An optimal endocrine replacement strategy for hypogonadotropic hypogonadal males aims at normalizing all aspects of deficient androgenic action. While testosterone replacement has been used in clinical practice to solely convey androgenic effects, gonadotropins have been employed for the purpose of additionally initiating testicular growth and spermatogenesis.13
The present study provides data on steroid hormone profiles of males with CHH, in which these two different replacement regimens were applied sequentially. The hormone concentrations in serum reflect the overall production of hormone that is contributed to the blood stream by each hormone-producing tissue. The naturally occurring ‘knock down condition’ of central hormonal stimulation of gonads, with uncompromised ACTH secretion that is present in CHH males, was used as a model, to enable delineation of gonadotropin effects on testicular and adrenal steroidogenic pathways involved in male androgen biosynthesis. Specifically, hCG/rFSH effects on serum steroid hormone concentrations of the classic Δ5 pathway of steroid biosynthesis, on concentrations of steroids of the Δ4 steroidogenic pathway, the alternative pathway of testosterone biosynthesis, the backdoor pathway of DHT synthesis and on concentrations of the 11-oxygenated C19 androgen pathway were investigated. In addition, the serum levels of testosterone metabolites were analyzed.

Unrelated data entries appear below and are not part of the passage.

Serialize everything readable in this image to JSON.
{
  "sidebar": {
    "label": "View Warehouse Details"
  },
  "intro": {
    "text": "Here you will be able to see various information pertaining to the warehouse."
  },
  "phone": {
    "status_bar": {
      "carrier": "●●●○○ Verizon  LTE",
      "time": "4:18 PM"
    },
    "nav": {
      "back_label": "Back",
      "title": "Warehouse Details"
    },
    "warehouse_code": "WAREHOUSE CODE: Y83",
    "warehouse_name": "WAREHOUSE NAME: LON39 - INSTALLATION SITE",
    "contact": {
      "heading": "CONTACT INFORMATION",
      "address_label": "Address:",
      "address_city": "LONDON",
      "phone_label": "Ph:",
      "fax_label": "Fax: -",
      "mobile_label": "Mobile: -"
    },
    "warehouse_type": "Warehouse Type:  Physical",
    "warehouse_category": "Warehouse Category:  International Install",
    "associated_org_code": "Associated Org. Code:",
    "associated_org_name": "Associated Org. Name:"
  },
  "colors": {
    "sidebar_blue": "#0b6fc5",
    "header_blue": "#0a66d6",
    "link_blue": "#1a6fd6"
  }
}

Our results indicate that treatment of CHH males with gonadotropins results in steroid hormone profiles similar to those of healthy men, with few exceptions (E2, progesterone). However, this is not the case using a regimen based on exogenous testosterone. If testosterone is applied, steroidogenic pathways in testicles of CHH males remain unstimulated. By contrast, if hCG + rFSH are used, the LHCG receptor in Leydig cells is activated.14 In response, multiple steroids of the classical steroidogenic cascade are synthesized by the gonads, including the classic potent androgens T and DHT. This explains the differences observed in serum steroid levels in CHH males on the two different replacement regimens.
4.5.6 Summarized results and conclusions
These biochemical studies of serum steroid hormone patterns in CHH males on two different androgenic replacement regimens contribute to our knowledge of human steroidogenesis, specifically androgen production and its regulation. Gonadotropins contribute to steroid production along the classic Δ4 pathway, by stimulation of 17-OHP production. In addition, gonadotropins co-activate an alternative pathway of T biosynthesis from DHEA via androstenediol.
However, Δ5 biosynthesis of 17-OH-pregnenolone, DHEA(S) seems fully gonadotropin-independent, and the production of androstenedione is largely gonadotropin-independent. Thus, an ‘adrenal-peripheral tissues-testicular collaboration’ regarding androgen synthesis by classic or alternative pathways seems possible.
The 11-oxygenated C19 androgen pathway is activated independently of gonadotropins. The activity of the three DHT backdoor pathways (converging in androstanediol biosynthesis) is not increased by gonadotropins.
A replacement regimen with combined hCG/rFSH mimics physiologic steroid hormone profiles better than a substitution with exogenous testosterone. The documented differences in steroid profiles on testosterone replacement in hypogonadal males with absent or severely reduced endogenous LH and FSH secretion may have long-term consequences for health and well-being. Specifically, body composition, bone health, glucose and lipid metabolism, salt and water balance, cognition, mood, sleep and sexual function could be affected. The steroidogenic differences could also be relevant for gonadotropin-suppressive treatments with long-acting testosterone preparations in males with primary hypogonadism. To what extent this hypothesis is true, should be addressed in future clinical studies.